Another example of a misleading study. They tested only for common nutrients. They did not test the level of antibiotics and pesticides. In general, nutrient levels in foodstuffs have been decreasing over the last fifty years. Nutrient rich food comes from healthy soil, full of organic matter and animal protein. The quality of our soil has steadily decreased as a result of erosion and bad farming techniques and with it the nutrient level of both organic and non-organic food.

Much of the food that is certified organic today comes from huge conglomerates. What needs to be compared is the level of nutrients of food grown on small farms using traditional techniques of maintaining soil fertility with that of agri-business. Plants cultivated in good soil are disease-resistant and animals feeding upon those plants are not as susceptible to infectious diseases. They do not need a daily dose of antibiotics. We need to restore our soils and recreate biodiversity. The loss has hurt ecosystems throughout the world and the nutrient level of our food.
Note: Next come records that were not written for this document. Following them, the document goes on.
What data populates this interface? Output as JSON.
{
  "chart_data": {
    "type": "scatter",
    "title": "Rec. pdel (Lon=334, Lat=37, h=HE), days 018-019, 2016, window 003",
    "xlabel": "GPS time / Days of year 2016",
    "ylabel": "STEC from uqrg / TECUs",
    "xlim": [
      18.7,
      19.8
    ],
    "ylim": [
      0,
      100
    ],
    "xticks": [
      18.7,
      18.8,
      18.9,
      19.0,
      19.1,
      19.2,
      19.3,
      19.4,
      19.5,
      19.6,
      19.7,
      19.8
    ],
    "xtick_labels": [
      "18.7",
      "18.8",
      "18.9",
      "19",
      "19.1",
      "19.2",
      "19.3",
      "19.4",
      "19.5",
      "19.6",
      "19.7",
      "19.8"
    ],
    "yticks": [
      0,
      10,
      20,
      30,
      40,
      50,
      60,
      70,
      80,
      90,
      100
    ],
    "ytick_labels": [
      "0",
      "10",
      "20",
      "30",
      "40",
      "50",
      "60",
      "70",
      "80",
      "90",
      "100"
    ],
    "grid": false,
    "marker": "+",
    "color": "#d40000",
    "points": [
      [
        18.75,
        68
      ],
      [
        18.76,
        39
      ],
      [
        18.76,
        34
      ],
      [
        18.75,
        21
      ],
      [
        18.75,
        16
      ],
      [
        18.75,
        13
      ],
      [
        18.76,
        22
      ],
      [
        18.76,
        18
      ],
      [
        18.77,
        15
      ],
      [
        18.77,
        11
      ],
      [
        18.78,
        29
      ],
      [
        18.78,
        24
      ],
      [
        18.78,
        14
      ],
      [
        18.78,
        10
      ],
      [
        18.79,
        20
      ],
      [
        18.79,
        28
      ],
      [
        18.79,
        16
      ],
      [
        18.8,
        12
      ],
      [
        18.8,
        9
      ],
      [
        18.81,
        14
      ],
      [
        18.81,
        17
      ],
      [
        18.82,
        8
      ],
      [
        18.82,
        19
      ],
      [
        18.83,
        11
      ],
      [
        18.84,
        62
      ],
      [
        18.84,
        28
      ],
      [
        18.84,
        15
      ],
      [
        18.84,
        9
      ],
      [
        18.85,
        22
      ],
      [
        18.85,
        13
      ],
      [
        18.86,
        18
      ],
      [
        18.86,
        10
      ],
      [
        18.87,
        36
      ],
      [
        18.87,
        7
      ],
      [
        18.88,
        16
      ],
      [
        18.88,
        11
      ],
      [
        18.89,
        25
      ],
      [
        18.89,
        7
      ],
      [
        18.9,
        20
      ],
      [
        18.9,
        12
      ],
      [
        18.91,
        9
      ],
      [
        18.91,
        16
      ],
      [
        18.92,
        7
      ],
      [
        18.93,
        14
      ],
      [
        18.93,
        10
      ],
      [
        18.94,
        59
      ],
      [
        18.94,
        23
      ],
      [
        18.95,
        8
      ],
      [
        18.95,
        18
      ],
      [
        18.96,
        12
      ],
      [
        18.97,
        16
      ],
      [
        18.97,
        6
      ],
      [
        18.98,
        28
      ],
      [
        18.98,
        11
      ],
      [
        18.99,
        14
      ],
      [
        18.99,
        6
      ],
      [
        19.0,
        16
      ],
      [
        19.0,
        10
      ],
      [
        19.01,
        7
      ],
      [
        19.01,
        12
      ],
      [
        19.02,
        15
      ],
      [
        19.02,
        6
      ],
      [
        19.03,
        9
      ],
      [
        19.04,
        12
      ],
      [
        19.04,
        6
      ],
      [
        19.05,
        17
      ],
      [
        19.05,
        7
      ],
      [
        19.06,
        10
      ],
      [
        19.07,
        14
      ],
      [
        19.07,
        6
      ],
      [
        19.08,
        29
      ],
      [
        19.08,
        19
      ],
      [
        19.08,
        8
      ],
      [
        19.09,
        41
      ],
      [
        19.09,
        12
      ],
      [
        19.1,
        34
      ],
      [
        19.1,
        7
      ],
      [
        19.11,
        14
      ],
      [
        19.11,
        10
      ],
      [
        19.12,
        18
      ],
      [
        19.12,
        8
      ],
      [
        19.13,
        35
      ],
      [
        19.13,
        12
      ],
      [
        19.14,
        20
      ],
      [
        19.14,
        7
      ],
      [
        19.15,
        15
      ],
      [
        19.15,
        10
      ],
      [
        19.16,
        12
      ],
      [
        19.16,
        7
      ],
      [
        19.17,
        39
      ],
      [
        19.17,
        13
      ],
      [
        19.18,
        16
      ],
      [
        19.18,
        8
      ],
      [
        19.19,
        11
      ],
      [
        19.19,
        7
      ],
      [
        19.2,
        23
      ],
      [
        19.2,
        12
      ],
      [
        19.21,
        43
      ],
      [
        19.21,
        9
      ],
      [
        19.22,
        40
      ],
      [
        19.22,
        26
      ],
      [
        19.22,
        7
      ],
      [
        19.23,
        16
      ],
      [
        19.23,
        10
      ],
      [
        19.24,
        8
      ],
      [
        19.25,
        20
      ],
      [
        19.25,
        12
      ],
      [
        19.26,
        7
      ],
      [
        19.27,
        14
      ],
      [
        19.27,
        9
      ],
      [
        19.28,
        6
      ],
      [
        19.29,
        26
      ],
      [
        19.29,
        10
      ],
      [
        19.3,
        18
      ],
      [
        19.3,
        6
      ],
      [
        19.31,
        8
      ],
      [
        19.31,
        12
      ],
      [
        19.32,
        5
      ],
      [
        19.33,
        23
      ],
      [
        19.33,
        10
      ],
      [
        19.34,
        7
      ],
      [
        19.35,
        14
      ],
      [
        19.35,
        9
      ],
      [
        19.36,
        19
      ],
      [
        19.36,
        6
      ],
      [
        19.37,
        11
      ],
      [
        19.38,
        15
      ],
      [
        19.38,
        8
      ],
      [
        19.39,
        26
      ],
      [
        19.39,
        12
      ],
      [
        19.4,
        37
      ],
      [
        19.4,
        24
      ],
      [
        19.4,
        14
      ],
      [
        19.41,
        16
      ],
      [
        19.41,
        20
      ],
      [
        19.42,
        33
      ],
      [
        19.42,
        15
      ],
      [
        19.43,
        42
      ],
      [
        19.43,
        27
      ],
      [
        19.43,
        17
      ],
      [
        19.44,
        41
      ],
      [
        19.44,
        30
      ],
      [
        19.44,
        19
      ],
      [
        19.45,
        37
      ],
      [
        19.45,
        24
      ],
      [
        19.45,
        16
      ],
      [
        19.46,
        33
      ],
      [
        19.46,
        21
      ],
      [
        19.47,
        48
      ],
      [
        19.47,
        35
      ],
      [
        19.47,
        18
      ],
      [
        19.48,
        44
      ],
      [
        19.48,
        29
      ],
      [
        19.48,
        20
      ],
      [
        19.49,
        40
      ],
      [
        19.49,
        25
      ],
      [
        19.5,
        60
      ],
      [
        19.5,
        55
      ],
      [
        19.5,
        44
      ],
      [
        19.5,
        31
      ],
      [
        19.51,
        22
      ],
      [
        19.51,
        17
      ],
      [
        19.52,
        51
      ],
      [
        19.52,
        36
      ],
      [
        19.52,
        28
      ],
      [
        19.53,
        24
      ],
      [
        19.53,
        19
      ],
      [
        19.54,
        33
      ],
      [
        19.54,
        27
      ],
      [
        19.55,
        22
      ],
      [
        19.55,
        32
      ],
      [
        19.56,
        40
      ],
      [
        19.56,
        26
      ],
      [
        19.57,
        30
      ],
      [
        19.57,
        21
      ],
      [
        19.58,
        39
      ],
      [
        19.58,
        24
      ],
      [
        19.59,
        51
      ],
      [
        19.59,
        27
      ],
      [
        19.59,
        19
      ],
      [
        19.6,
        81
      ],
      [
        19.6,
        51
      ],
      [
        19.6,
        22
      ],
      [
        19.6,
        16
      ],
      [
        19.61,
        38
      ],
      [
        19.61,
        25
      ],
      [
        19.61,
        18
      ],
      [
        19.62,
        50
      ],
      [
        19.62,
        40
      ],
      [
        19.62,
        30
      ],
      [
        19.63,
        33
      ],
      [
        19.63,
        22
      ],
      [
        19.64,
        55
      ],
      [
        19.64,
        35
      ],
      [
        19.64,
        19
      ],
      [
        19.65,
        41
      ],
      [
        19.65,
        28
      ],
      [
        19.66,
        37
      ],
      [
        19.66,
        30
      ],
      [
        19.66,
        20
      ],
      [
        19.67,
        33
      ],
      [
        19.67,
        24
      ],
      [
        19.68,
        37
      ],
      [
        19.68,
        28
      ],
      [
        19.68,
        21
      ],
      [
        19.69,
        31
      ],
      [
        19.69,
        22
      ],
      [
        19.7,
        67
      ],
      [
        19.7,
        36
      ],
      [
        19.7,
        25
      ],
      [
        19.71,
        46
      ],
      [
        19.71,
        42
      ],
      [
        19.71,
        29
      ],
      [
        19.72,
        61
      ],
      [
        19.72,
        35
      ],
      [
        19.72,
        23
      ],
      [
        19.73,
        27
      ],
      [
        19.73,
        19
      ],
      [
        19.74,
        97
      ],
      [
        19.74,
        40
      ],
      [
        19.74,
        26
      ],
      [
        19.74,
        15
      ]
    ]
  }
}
We need to take more of an interest in where our food comes from, rather than it's organic certification.

Yet another MNB user chimed in:

I’ve been buying organic for over 20 years, I’m with you – I’m not fanatical, but I’ve done taste tests with family and friends, with organic vegetables and fruits – and it’s been consistent that the organic simply has more flavor as a rule.

Is it the lack of sprays? Chemicals used in growing? They can claim all they want about nutrient value, I just don’t want “the added ingredients”!

And with eggs- the organic high omega eggs have much darker yolks and better flavor! Just a fact. However, I don’t buy the ones that are fed fish, that is not their natural diet. Chickens eat seeds so that makes sense.

Milk, dairy products – I will not buy those that sourced from cows fed hormones if I can possibly avoid it! Not all are marked, which forever astounds me! I’ve called companies to ask this.

And I am a strong proponent of transparency about food irradiation. Simply mark the stuff and let the consumers decide what they want to buy.

I’m not arguing the nutrient issue. But it is hard to fathom how products made without additives, preservatives, pesticides, insecticides or antibiotics can be said to have no health advantages over those that cannot make that claim.